We can see that the network quickly optimizes for the target number of synaptic operations. The synaptic operations for Layer 1 don’t change because they depend entirely on the input and the shape of the layer, neither of which changes during training. SynOps for Layers 7 and 10 don’t decrease as much because they are already below the target.

for layer_idx, layer in enumerate(snn):
    if isinstance(layer, sl.StatefulLayer) and hasattr(layer, "hook_data"):
        firing_rates = layer.hook_data["firing_rate_per_neuron"]
        print(f"Layer {layer_idx}:")
        print(f"\tShape: {firing_rates.shape}")
        print(f"\tSilent neurons: {(firing_rates == 0).float().mean():.2%}")
        plt.hist(
            firing_rates.detach().numpy().flat,
            bins=bins,
            label=f"Layer {layer_idx}",
            density=True,
            ec="white",
            alpha=0.75,
        )
plt.xticks(np.arange(7))
plt.xlabel("Firing rate in spikes / timestep")
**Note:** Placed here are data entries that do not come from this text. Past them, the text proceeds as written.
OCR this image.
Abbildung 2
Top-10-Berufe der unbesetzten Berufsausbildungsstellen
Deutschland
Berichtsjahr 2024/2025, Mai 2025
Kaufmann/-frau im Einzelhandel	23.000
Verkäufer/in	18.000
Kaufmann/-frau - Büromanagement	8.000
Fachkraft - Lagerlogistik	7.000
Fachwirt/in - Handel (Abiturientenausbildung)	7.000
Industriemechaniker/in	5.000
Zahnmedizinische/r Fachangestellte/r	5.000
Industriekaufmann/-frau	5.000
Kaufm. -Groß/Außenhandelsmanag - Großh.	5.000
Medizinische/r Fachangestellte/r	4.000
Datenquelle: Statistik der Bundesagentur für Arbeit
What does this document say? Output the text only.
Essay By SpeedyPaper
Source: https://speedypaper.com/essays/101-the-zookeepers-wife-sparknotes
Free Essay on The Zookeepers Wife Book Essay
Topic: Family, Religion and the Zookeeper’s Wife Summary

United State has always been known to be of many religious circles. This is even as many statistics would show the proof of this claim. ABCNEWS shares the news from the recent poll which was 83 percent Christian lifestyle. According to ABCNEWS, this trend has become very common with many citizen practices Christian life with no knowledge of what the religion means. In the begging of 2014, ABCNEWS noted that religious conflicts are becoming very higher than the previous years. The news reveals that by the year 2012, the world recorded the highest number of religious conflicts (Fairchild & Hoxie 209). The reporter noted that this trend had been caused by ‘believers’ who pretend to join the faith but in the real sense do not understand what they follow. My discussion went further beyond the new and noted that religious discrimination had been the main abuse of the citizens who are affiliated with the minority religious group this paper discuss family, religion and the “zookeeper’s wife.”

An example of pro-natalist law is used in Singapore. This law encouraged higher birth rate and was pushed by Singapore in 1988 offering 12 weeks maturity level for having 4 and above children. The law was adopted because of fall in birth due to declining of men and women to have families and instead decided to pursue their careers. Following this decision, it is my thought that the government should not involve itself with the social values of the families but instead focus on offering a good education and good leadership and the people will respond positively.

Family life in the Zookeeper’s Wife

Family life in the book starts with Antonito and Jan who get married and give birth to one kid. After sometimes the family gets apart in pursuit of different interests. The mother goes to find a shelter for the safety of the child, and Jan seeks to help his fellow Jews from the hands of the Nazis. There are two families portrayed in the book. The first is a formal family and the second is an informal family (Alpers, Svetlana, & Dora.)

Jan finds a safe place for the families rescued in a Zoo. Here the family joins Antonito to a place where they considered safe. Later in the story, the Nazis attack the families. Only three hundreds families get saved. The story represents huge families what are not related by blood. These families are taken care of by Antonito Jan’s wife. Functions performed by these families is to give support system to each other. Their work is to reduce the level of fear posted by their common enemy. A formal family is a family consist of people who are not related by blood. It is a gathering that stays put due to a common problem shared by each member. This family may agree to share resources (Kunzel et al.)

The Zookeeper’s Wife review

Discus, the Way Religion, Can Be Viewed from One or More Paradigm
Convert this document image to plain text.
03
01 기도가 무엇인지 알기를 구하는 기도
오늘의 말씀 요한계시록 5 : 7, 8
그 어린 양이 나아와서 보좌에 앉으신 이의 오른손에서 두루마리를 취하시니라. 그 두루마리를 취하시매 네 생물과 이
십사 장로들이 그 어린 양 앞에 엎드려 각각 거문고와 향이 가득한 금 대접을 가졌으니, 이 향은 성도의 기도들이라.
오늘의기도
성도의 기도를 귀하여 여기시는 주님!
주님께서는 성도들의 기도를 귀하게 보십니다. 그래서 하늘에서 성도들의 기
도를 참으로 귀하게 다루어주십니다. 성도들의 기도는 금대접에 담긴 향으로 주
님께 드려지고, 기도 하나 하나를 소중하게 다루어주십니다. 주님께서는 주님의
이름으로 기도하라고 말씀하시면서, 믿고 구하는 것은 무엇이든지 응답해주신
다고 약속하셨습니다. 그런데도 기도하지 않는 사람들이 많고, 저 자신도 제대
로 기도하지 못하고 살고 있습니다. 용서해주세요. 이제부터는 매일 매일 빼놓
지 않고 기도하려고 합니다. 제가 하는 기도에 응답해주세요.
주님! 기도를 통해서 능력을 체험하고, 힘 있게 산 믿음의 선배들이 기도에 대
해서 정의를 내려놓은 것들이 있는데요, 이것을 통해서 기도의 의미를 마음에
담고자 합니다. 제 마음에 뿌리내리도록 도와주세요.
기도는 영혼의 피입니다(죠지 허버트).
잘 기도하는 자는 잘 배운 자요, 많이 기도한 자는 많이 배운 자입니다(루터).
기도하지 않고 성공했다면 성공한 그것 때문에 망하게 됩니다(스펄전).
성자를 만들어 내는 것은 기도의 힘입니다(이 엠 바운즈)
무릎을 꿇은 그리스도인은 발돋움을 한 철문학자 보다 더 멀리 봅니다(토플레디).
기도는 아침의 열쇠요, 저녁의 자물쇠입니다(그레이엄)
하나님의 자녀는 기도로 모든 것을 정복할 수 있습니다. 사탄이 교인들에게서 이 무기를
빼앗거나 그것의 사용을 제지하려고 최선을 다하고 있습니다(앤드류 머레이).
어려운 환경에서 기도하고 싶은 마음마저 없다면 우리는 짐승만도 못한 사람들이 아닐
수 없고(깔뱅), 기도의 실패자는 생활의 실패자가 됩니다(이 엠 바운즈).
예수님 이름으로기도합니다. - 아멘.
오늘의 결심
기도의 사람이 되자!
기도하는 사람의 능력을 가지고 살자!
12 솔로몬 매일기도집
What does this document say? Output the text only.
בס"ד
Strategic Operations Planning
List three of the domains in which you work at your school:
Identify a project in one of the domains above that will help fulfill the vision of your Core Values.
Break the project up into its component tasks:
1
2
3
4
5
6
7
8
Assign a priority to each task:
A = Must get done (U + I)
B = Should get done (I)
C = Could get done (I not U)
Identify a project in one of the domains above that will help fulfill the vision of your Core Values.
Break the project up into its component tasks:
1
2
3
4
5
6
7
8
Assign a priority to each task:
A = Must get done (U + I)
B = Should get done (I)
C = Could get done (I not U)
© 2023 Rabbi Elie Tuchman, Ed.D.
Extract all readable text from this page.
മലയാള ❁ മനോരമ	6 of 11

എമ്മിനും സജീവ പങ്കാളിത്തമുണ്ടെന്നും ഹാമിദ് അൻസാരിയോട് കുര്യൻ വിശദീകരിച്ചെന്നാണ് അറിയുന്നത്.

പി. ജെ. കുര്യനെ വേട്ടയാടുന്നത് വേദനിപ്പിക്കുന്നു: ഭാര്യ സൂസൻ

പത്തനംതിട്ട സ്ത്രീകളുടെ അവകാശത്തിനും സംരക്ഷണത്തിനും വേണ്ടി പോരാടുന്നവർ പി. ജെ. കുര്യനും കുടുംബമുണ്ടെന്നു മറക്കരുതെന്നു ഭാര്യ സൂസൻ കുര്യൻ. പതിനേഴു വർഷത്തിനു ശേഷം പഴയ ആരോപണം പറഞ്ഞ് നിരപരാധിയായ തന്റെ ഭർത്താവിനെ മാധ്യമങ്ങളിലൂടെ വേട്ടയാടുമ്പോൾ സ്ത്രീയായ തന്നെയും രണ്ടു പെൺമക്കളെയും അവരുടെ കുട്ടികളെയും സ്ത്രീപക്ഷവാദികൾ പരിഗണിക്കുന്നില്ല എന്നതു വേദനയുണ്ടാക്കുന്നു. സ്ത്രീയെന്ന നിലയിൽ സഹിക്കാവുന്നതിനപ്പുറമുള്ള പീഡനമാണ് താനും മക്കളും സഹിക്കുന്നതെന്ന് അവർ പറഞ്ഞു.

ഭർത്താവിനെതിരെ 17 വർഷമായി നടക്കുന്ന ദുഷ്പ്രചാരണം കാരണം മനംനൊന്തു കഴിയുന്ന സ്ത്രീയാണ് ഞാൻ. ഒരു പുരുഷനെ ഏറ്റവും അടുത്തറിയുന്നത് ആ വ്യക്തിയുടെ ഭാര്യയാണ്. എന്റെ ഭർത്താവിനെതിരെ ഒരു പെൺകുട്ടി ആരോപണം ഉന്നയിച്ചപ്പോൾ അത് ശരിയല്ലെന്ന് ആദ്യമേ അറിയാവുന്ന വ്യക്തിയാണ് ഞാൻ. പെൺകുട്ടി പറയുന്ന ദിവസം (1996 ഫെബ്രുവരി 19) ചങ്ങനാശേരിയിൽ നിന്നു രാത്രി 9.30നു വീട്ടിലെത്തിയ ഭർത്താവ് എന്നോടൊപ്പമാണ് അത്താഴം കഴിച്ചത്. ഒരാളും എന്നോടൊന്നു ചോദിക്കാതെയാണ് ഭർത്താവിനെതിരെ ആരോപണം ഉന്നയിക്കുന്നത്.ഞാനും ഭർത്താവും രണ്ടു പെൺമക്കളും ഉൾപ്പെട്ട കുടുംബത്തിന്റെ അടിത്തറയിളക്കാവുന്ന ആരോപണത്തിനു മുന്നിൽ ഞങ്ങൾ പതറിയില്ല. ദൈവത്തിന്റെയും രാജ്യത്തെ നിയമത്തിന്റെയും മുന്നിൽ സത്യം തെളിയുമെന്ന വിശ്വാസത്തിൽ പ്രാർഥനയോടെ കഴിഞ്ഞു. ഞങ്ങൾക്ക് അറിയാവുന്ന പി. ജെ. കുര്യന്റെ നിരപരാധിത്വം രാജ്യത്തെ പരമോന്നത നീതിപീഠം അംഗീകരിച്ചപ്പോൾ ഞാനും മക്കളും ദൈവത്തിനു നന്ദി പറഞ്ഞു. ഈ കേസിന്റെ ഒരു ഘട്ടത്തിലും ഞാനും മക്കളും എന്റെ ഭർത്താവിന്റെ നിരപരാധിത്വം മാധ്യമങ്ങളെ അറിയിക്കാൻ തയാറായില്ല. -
plt.ylabel("Probability density")
plt.legend(loc="best")
plt.title("Firing rate distributions");
Layer 2:
	Shape: torch.Size([16, 24, 24])
	Silent neurons: 81.25%
Layer 5:
	Shape: torch.Size([32, 8, 8])
	Silent neurons: 71.88%
Layer 8:
	Shape: torch.Size([120, 1, 1])
	Silent neurons: 0.00%
Layer 11:
	Shape: torch.Size([10])
	Silent neurons: 0.00%
../_images/7f8a1eb7167ba63447f01e9e9fbe375741e2e5e00fbc1a5050557a79ccd4c217.png

At least for layers 8 and 11 the distribution of firing rates has clearly shifted away from 0. We see that our regularizer worked. For the other two layers there is likely a conflict between reducing the SynOps and increasing the firing rate.